The "anthropic principle" can refer to either a "weak anthropic principle", the entirely sensible observation that humans can only exist in, or observe, a universe that is hospitable to our sort of carbon-based life; or to a "strong anthropic principle", which starts handwaving about how "improbable" such things are (see upthread, N=1) and thus claims that the universe is in some unspecified way "designed" to produce intelligent life.

Note that the weak anthropic principle doesn't imply that the universe was "designed" to lead to human life or intelligence, or that we're the only, smartest, or most technologically or otherwise advanced species in existence, or even in this corner of our particular spiral galaxy.

Matt McIrvin ::: (view all by) ::: June 15, 2002, 01:03 PM:

The phrase "Anthropic Principle" gets used to mean a lot of things, including theism and many-universes-ism and more unclassifiable and bizarre versions. What they have in common is the notion that we might be able to "explain" physical laws by their necessity for the creation of intelligent life, for some meaning of the word "explain" that seems reasonable if you squint at it hard enough.

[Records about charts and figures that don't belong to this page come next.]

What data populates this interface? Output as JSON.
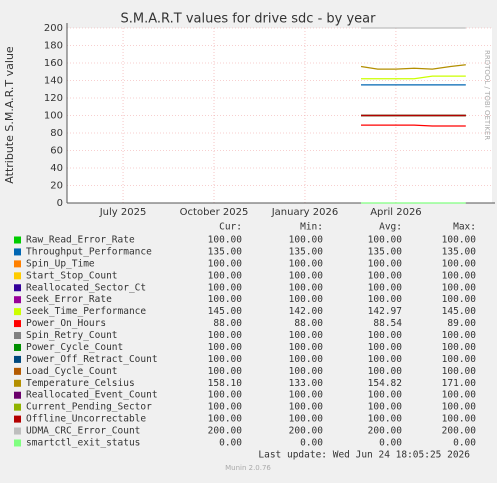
{
  "chart_data": {
    "type": "line",
    "title": "S.M.A.R.T values for drive sdc - by year",
    "y_label": "Attribute S.M.A.R.T value",
    "side_text": "RRDTOOL / TOBI OETIKER",
    "footer": "Last update: Wed Jun 24 18:05:25 2026",
    "version": "Munin 2.0.76",
    "grid": true,
    "ylim": [
      0,
      200
    ],
    "yticks": [
      0,
      20,
      40,
      60,
      80,
      100,
      120,
      140,
      160,
      180,
      200
    ],
    "xlim": [
      2025.346,
      2026.514
    ],
    "xticks": [
      {
        "value": 2025.5,
        "label": "July 2025"
      },
      {
        "value": 2025.75,
        "label": "October 2025"
      },
      {
        "value": 2026.0,
        "label": "January 2026"
      },
      {
        "value": 2026.25,
        "label": "April 2026"
      }
    ],
    "x": [
      2026.154,
      2026.2,
      2026.25,
      2026.3,
      2026.35,
      2026.4,
      2026.442
    ],
    "stat_headers": [
      "Cur:",
      "Min:",
      "Avg:",
      "Max:"
    ],
    "series": [
      {
        "name": "Raw_Read_Error_Rate",
        "color": "#00cc00",
        "values": [
          100,
          100,
          100,
          100,
          100,
          100,
          100
        ],
        "stats": [
          "100.00",
          "100.00",
          "100.00",
          "100.00"
        ]
      },
      {
        "name": "Throughput_Performance",
        "color": "#0066b3",
        "values": [
          135,
          135,
          135,
          135,
          135,
          135,
          135
        ],
        "stats": [
          "135.00",
          "135.00",
          "135.00",
          "135.00"
        ]
      },
      {
        "name": "Spin_Up_Time",
        "color": "#ff8000",
        "values": [
          100,
          100,
          100,
          100,
          100,
          100,
          100
        ],
        "stats": [
          "100.00",
          "100.00",
          "100.00",
          "100.00"
        ]
      },
      {
        "name": "Start_Stop_Count",
        "color": "#ffcc00",
        "values": [
          100,
          100,
          100,
          100,
          100,
          100,
          100
        ],
        "stats": [
          "100.00",
          "100.00",
          "100.00",
          "100.00"
        ]
      },
      {
        "name": "Reallocated_Sector_Ct",
        "color": "#330099",
        "values": [
          100,
          100,
          100,
          100,
          100,
          100,
          100
        ],
        "stats": [
          "100.00",
          "100.00",
          "100.00",
          "100.00"
        ]
      },
      {
        "name": "Seek_Error_Rate",
        "color": "#990099",
        "values": [
          100,
          100,
          100,
          100,
          100,
          100,
          100
        ],
        "stats": [
          "100.00",
          "100.00",
          "100.00",
          "100.00"
        ]
      },
      {
        "name": "Seek_Time_Performance",
        "color": "#ccff00",
        "values": [
          142,
          142,
          142,
          142,
          145,
          145,
          145
        ],
        "stats": [
          "145.00",
          "142.00",
          "142.97",
          "145.00"
        ]
      },
      {
        "name": "Power_On_Hours",
        "color": "#ff0000",
        "values": [
          89,
          89,
          89,
          89,
          88,
          88,
          88
        ],
        "stats": [
          "88.00",
          "88.00",
          "88.54",
          "89.00"
        ]
      },
      {
        "name": "Spin_Retry_Count",
        "color": "#808080",
        "values": [
          100,
          100,
          100,
          100,
          100,
          100,
          100
        ],
        "stats": [
          "100.00",
          "100.00",
          "100.00",
          "100.00"
        ]
      },
      {
        "name": "Power_Cycle_Count",
        "color": "#008f00",
        "values": [
          100,
          100,
          100,
          100,
          100,
          100,
          100
        ],
        "stats": [
          "100.00",
          "100.00",
          "100.00",
          "100.00"
        ]
      },
      {
        "name": "Power_Off_Retract_Count",
        "color": "#00487d",
        "values": [
          100,
          100,
          100,
          100,
          100,
          100,
          100
        ],
        "stats": [
          "100.00",
          "100.00",
          "100.00",
          "100.00"
        ]
      },
      {
        "name": "Load_Cycle_Count",
        "color": "#b35a00",
        "values": [
          100,
          100,
          100,
          100,
          100,
          100,
          100
        ],
        "stats": [
          "100.00",
          "100.00",
          "100.00",
          "100.00"
        ]
      },
      {
        "name": "Temperature_Celsius",
        "color": "#b38f00",
        "values": [
          156,
          153,
          153,
          154,
          153,
          156,
          158
        ],
        "stats": [
          "158.10",
          "133.00",
          "154.82",
          "171.00"
        ]
      },
      {
        "name": "Reallocated_Event_Count",
        "color": "#6b006b",
        "values": [
          100,
          100,
          100,
          100,
          100,
          100,
          100
        ],
        "stats": [
          "100.00",
          "100.00",
          "100.00",
          "100.00"
        ]
      },
      {
        "name": "Current_Pending_Sector",
        "color": "#8fb300",
        "values": [
          100,
          100,
          100,
          100,
          100,
          100,
          100
        ],
        "stats": [
          "100.00",
          "100.00",
          "100.00",
          "100.00"
        ]
      },
      {
        "name": "Offline_Uncorrectable",
        "color": "#b30000",
        "values": [
          100,
          100,
          100,
          100,
          100,
          100,
          100
        ],
        "stats": [
          "100.00",
          "100.00",
          "100.00",
          "100.00"
        ]
      },
      {
        "name": "UDMA_CRC_Error_Count",
        "color": "#bebebe",
        "values": [
          200,
          200,
          200,
          200,
          200,
          200,
          200
        ],
        "stats": [
          "200.00",
          "200.00",
          "200.00",
          "200.00"
        ]
      },
      {
        "name": "smartctl_exit_status",
        "color": "#80ff80",
        "values": [
          0,
          0,
          0,
          0,
          0,
          0,
          0
        ],
        "stats": [
          "0.00",
          "0.00",
          "0.00",
          "0.00"
        ]
      }
    ]
  }
}
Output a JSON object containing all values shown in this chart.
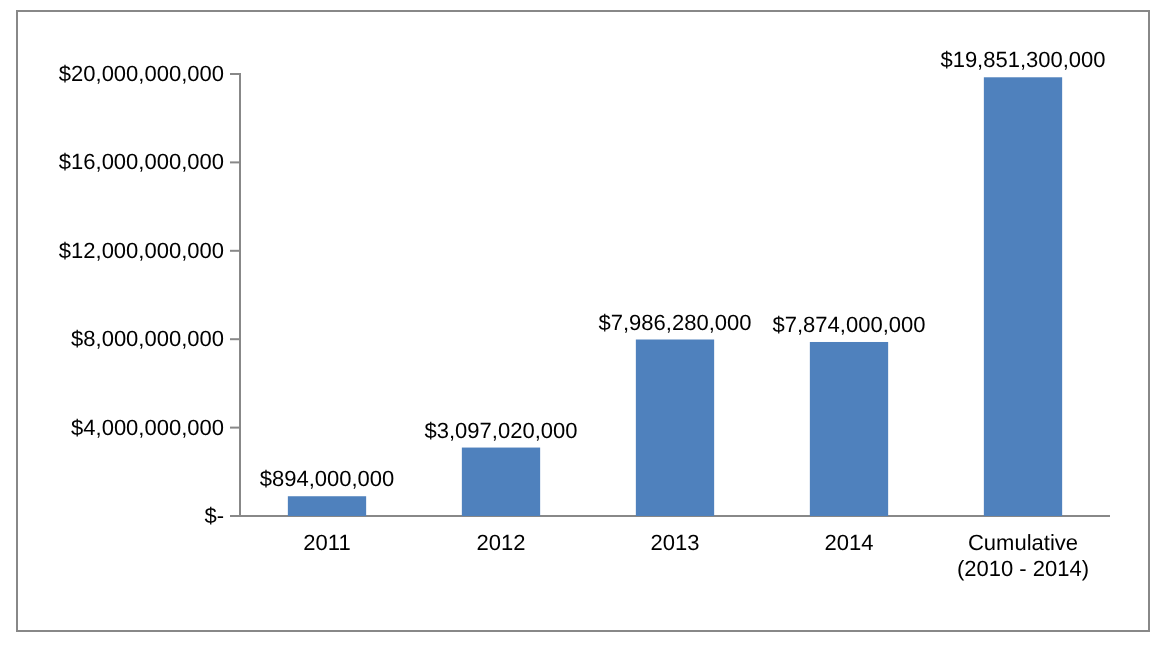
{
  "chart_data": {
    "type": "bar",
    "categories": [
      "2011",
      "2012",
      "2013",
      "2014",
      "Cumulative (2010 - 2014)"
    ],
    "values": [
      894000000,
      3097020000,
      7986280000,
      7874000000,
      19851300000
    ],
    "color": "#4f81bd",
    "ylim": [
      0,
      20000000000
    ],
    "yticks": [
      {
        "value": 0,
        "label": "$-"
      },
      {
        "value": 4000000000,
        "label": "$4,000,000,000"
      },
      {
        "value": 8000000000,
        "label": "$8,000,000,000"
      },
      {
        "value": 12000000000,
        "label": "$12,000,000,000"
      },
      {
        "value": 16000000000,
        "label": "$16,000,000,000"
      },
      {
        "value": 20000000000,
        "label": "$20,000,000,000"
      }
    ],
    "value_labels": [
      "$894,000,000",
      "$3,097,020,000",
      "$7,986,280,000",
      "$7,874,000,000",
      "$19,851,300,000"
    ],
    "grid": false
  }
}
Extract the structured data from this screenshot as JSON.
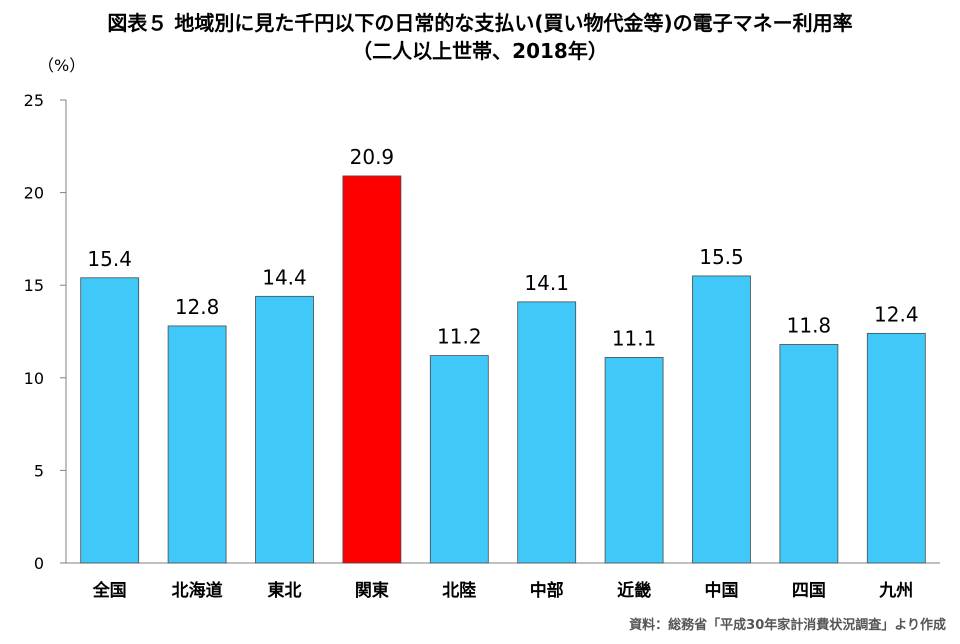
{
  "title": "図表５ 地域別に見た千円以下の日常的な支払い(買い物代金等)の電子マネー利用率",
  "subtitle": "（二人以上世帯、2018年）",
  "unit_label": "（%）",
  "source": "資料：総務省「平成30年家計消費状況調査」より作成",
  "colors": {
    "default_bar": "#40c8f8",
    "highlight_bar": "#ff0000",
    "axis": "#808080"
  },
  "chart_data": {
    "type": "bar",
    "categories": [
      "全国",
      "北海道",
      "東北",
      "関東",
      "北陸",
      "中部",
      "近畿",
      "中国",
      "四国",
      "九州"
    ],
    "values": [
      15.4,
      12.8,
      14.4,
      20.9,
      11.2,
      14.1,
      11.1,
      15.5,
      11.8,
      12.4
    ],
    "highlight_index": 3,
    "ylim": [
      0,
      25
    ],
    "yticks": [
      0,
      5,
      10,
      15,
      20,
      25
    ],
    "xlabel": "",
    "ylabel": "",
    "grid": false,
    "data_labels": true
  }
}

My opinion on this is that it might be correct in some sense but is not terribly scientifically useful, for a couple of reasons. One is that it amounts to giving up: for all we know there might be other explanations for the behavior of nature, and just citing some form of anthropic principle doesn't help in finding them. There is one partial exception: if it really is the case that there are a lot of universes with different physical laws, it's conceivable that an anthropic principle could motivate us to look for the mechanism by which they are generated. But it wouldn't tell us anything about what that mechanism is.

The other reason I am uncomfortable with this kind of reasoning is that I don't think anyone really understands the range of conditions under which intelligent life might exist. If it's even barely conceivable that you could have it in, say, a universe consisting of a huge Conway Life board, then maybe a universe that can produce smart wet land-dwelling animals isn't so special in this regard. I always remember the Stanislaw Lem story about the aliens who conclude that any intelligent being *must* have five sexes and live in pits of bubbling lava.